So for my current project I have created a couple of small TCP-based libraries - one for controlling a specific brand of IP-based powerbars and a very small subset of the PJLink projector control protocol.
Both of those libraries are built around a TCP connection. A socket is opened, statuses are queried, command are sent and so on. Eventually the connection is closed either by the remote end (timeout) or explicitly by the client.
I see a couple of overarching issues that are common with this kind of situation:
- The library depends explicitly on the
:gen_tcpmodule. This makes testing hard. OTOH, I don’t want to mock out all the arcane invocation of
:gen_tcp.connect/3because some of them are protocol specific and some of them like the timeouts are best left to the caller.

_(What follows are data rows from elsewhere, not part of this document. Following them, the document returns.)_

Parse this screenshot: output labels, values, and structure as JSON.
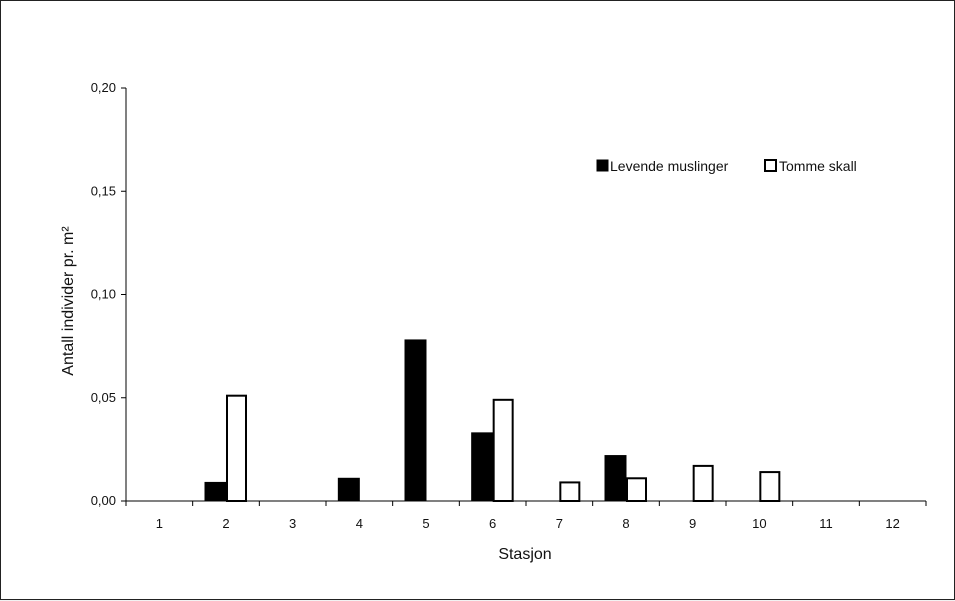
{
  "chart_data": {
    "type": "bar",
    "title": "",
    "xlabel": "Stasjon",
    "ylabel": "Antall individer pr. m²",
    "categories": [
      "1",
      "2",
      "3",
      "4",
      "5",
      "6",
      "7",
      "8",
      "9",
      "10",
      "11",
      "12"
    ],
    "yticks": [
      "0,00",
      "0,05",
      "0,10",
      "0,15",
      "0,20"
    ],
    "ylim": [
      0,
      0.2
    ],
    "grid": false,
    "legend_position": "top-right",
    "series": [
      {
        "name": "Levende muslinger",
        "color": "#000000",
        "values": [
          0,
          0.009,
          0,
          0.011,
          0.078,
          0.033,
          0,
          0.022,
          0,
          0,
          0,
          0
        ]
      },
      {
        "name": "Tomme skall",
        "color": "#ffffff",
        "values": [
          0,
          0.051,
          0,
          0,
          0,
          0.049,
          0.009,
          0.011,
          0.017,
          0.014,
          0,
          0
        ]
      }
    ]
  }
}
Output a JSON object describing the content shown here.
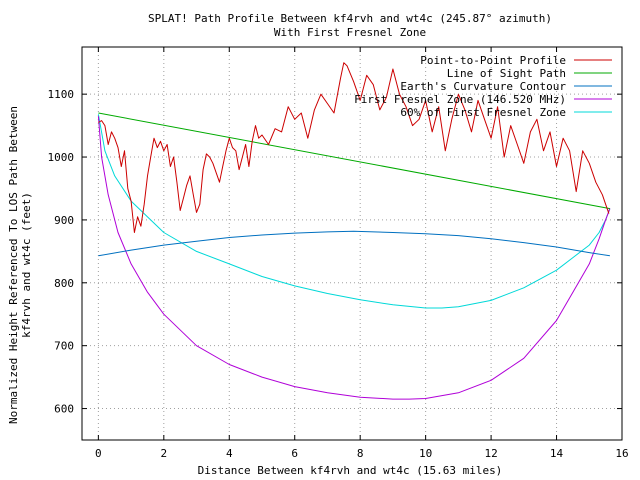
{
  "colors": {
    "profile": "#cc0000",
    "los": "#00aa00",
    "curvature": "#0070c0",
    "fresnel": "#b000d8",
    "fresnel60": "#00d8d8",
    "grid": "#a0a0a0",
    "text": "#000000"
  },
  "chart_data": {
    "type": "line",
    "title": "SPLAT! Path Profile Between kf4rvh and wt4c (245.87° azimuth)",
    "subtitle": "With First Fresnel Zone",
    "xlabel": "Distance Between kf4rvh and wt4c (15.63 miles)",
    "ylabel_line1": "Normalized Height Referenced To LOS Path Between",
    "ylabel_line2": "kf4rvh and wt4c (feet)",
    "xlim": [
      -0.5,
      16
    ],
    "ylim": [
      550,
      1175
    ],
    "x_ticks": [
      0,
      2,
      4,
      6,
      8,
      10,
      12,
      14,
      16
    ],
    "x_tick_labels": [
      "0",
      "2",
      "4",
      "6",
      "8",
      "10",
      "12",
      "14",
      "16"
    ],
    "y_ticks": [
      600,
      700,
      800,
      900,
      1000,
      1100
    ],
    "y_tick_labels": [
      "600",
      "700",
      "800",
      "900",
      "1000",
      "1100"
    ],
    "grid": true,
    "legend_position": "top-right",
    "series": [
      {
        "name": "Point-to-Point Profile",
        "color": "#cc0000",
        "x": [
          0,
          0.1,
          0.2,
          0.3,
          0.4,
          0.5,
          0.6,
          0.7,
          0.8,
          0.9,
          1.0,
          1.1,
          1.2,
          1.3,
          1.4,
          1.5,
          1.6,
          1.7,
          1.8,
          1.9,
          2.0,
          2.1,
          2.2,
          2.3,
          2.4,
          2.5,
          2.6,
          2.7,
          2.8,
          2.9,
          3.0,
          3.1,
          3.2,
          3.3,
          3.4,
          3.5,
          3.6,
          3.7,
          3.8,
          3.9,
          4.0,
          4.1,
          4.2,
          4.3,
          4.4,
          4.5,
          4.6,
          4.7,
          4.8,
          4.9,
          5.0,
          5.2,
          5.4,
          5.6,
          5.8,
          6.0,
          6.2,
          6.4,
          6.6,
          6.8,
          7.0,
          7.2,
          7.4,
          7.5,
          7.6,
          7.8,
          8.0,
          8.2,
          8.4,
          8.6,
          8.8,
          9.0,
          9.2,
          9.4,
          9.6,
          9.8,
          10.0,
          10.2,
          10.4,
          10.6,
          10.8,
          11.0,
          11.2,
          11.4,
          11.6,
          11.8,
          12.0,
          12.2,
          12.4,
          12.6,
          12.8,
          13.0,
          13.2,
          13.4,
          13.6,
          13.8,
          14.0,
          14.2,
          14.4,
          14.6,
          14.8,
          15.0,
          15.2,
          15.4,
          15.5,
          15.6
        ],
        "values": [
          1055,
          1058,
          1050,
          1020,
          1040,
          1030,
          1015,
          985,
          1010,
          950,
          930,
          880,
          905,
          890,
          925,
          970,
          1000,
          1030,
          1015,
          1025,
          1010,
          1020,
          985,
          1000,
          960,
          915,
          935,
          955,
          970,
          940,
          912,
          925,
          980,
          1005,
          1000,
          990,
          975,
          960,
          985,
          1010,
          1030,
          1015,
          1010,
          980,
          1000,
          1020,
          985,
          1025,
          1050,
          1030,
          1035,
          1020,
          1045,
          1040,
          1080,
          1060,
          1070,
          1030,
          1075,
          1100,
          1085,
          1070,
          1125,
          1150,
          1145,
          1120,
          1090,
          1130,
          1115,
          1075,
          1095,
          1140,
          1100,
          1080,
          1050,
          1060,
          1090,
          1040,
          1080,
          1010,
          1060,
          1100,
          1075,
          1040,
          1090,
          1060,
          1030,
          1080,
          1000,
          1050,
          1020,
          990,
          1040,
          1060,
          1010,
          1040,
          985,
          1030,
          1010,
          945,
          1010,
          990,
          960,
          940,
          925,
          910
        ]
      },
      {
        "name": "Line of Sight Path",
        "color": "#00aa00",
        "x": [
          0,
          15.63
        ],
        "values": [
          1070,
          918
        ]
      },
      {
        "name": "Earth's Curvature Contour",
        "color": "#0070c0",
        "x": [
          0,
          1,
          2,
          3,
          4,
          5,
          6,
          7,
          7.8,
          9,
          10,
          11,
          12,
          13,
          14,
          15,
          15.63
        ],
        "values": [
          843,
          852,
          860,
          866,
          872,
          876,
          879,
          881,
          882,
          880,
          878,
          875,
          870,
          864,
          857,
          848,
          843
        ]
      },
      {
        "name": "First Fresnel Zone (146.520 MHz)",
        "color": "#b000d8",
        "x": [
          0,
          0.1,
          0.3,
          0.6,
          1,
          1.5,
          2,
          3,
          4,
          5,
          6,
          7,
          8,
          9,
          9.5,
          10,
          11,
          12,
          13,
          14,
          14.5,
          15,
          15.3,
          15.5,
          15.63
        ],
        "values": [
          1065,
          1000,
          940,
          880,
          830,
          785,
          750,
          700,
          670,
          650,
          635,
          625,
          618,
          615,
          615,
          616,
          625,
          645,
          680,
          740,
          785,
          830,
          870,
          900,
          918
        ]
      },
      {
        "name": "60% of First Fresnel Zone",
        "color": "#00d8d8",
        "x": [
          0,
          0.2,
          0.5,
          1,
          2,
          3,
          4,
          5,
          6,
          7,
          8,
          9,
          10,
          10.5,
          11,
          12,
          13,
          14,
          14.5,
          15,
          15.3,
          15.5,
          15.63
        ],
        "values": [
          1068,
          1010,
          970,
          930,
          880,
          850,
          830,
          810,
          795,
          783,
          773,
          765,
          760,
          760,
          762,
          772,
          792,
          820,
          840,
          860,
          880,
          900,
          918
        ]
      }
    ]
  }
}
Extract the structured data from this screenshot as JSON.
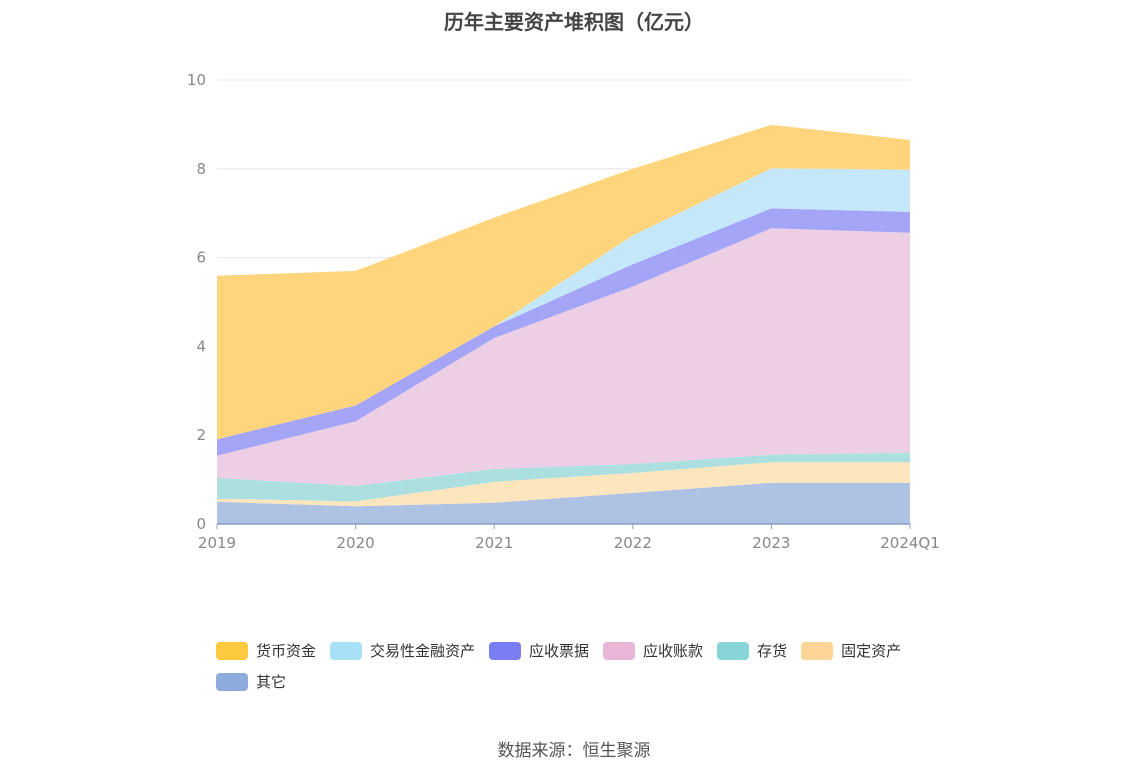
{
  "title": "历年主要资产堆积图（亿元）",
  "source": "数据来源：恒生聚源",
  "chart_data": {
    "type": "area",
    "stacked": true,
    "categories": [
      "2019",
      "2020",
      "2021",
      "2022",
      "2023",
      "2024Q1"
    ],
    "y_ticks": [
      "0",
      "2",
      "4",
      "6",
      "8",
      "10"
    ],
    "ylim": [
      0,
      10
    ],
    "grid": true,
    "legend_position": "bottom-left",
    "series": [
      {
        "name": "其它",
        "color": "#aec2e4",
        "legend_color": "#8eacdb",
        "values": [
          0.5,
          0.4,
          0.48,
          0.7,
          0.93,
          0.93
        ]
      },
      {
        "name": "固定资产",
        "color": "#fde5bd",
        "legend_color": "#fdd597",
        "values": [
          0.07,
          0.11,
          0.47,
          0.45,
          0.46,
          0.46
        ]
      },
      {
        "name": "存货",
        "color": "#acdfe0",
        "legend_color": "#88d5d8",
        "values": [
          0.47,
          0.35,
          0.29,
          0.2,
          0.17,
          0.22
        ]
      },
      {
        "name": "应收账款",
        "color": "#eccfe5",
        "legend_color": "#e8b7d8",
        "values": [
          0.5,
          1.45,
          2.95,
          4.0,
          5.1,
          4.95
        ]
      },
      {
        "name": "应收票据",
        "color": "#a4a5f7",
        "legend_color": "#7a7df1",
        "values": [
          0.37,
          0.36,
          0.26,
          0.5,
          0.45,
          0.47
        ]
      },
      {
        "name": "交易性金融资产",
        "color": "#c4e8f9",
        "legend_color": "#a8e0f8",
        "values": [
          0.0,
          0.0,
          0.0,
          0.65,
          0.9,
          0.95
        ]
      },
      {
        "name": "货币资金",
        "color": "#fed57d",
        "legend_color": "#fdc93e",
        "values": [
          3.68,
          3.03,
          2.45,
          1.5,
          0.98,
          0.67
        ]
      }
    ]
  }
}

So some kind of wrapper for this kind of IO seems to be in order.
- Sometimes the user of the library would want to do a one-off command (fire and forget), sometimes they would like to keep the connection open for a batch of query/command cycles. This means that the underlying TCP connection must remain open and passed to the caller inside some struct or some opaque object.
- Sometimes the calls can be synchronous, sometimes the caller would need to make them async. Do I build this into the library or provide a sync version and let the caller make it async according to their needs?
- Some parameters like connection timeouts etc must be configurable. How do I manage this without making my function signatures accept a billion keyword arguments?
- What about if the underlying TCP connection is closed and the caller tries to send a command? Should we try to reconnect or let the :gen_tcp error/exception bubble up?
I’ve seen various approaches to this, sometimes a full-blown OTP application is started to encapsulate all this state and be able to monitor connection behaviours, and the opaque object you receive when connecting is just a PID that you pass to the various functions.
I just wonder if there are some idiomatic Elixir guidelines for this sort of think. I’ve read @michalmuskala’s very informative articles about error handling and configuration, and I wonder if there are similar articles out there that discuss library design issues.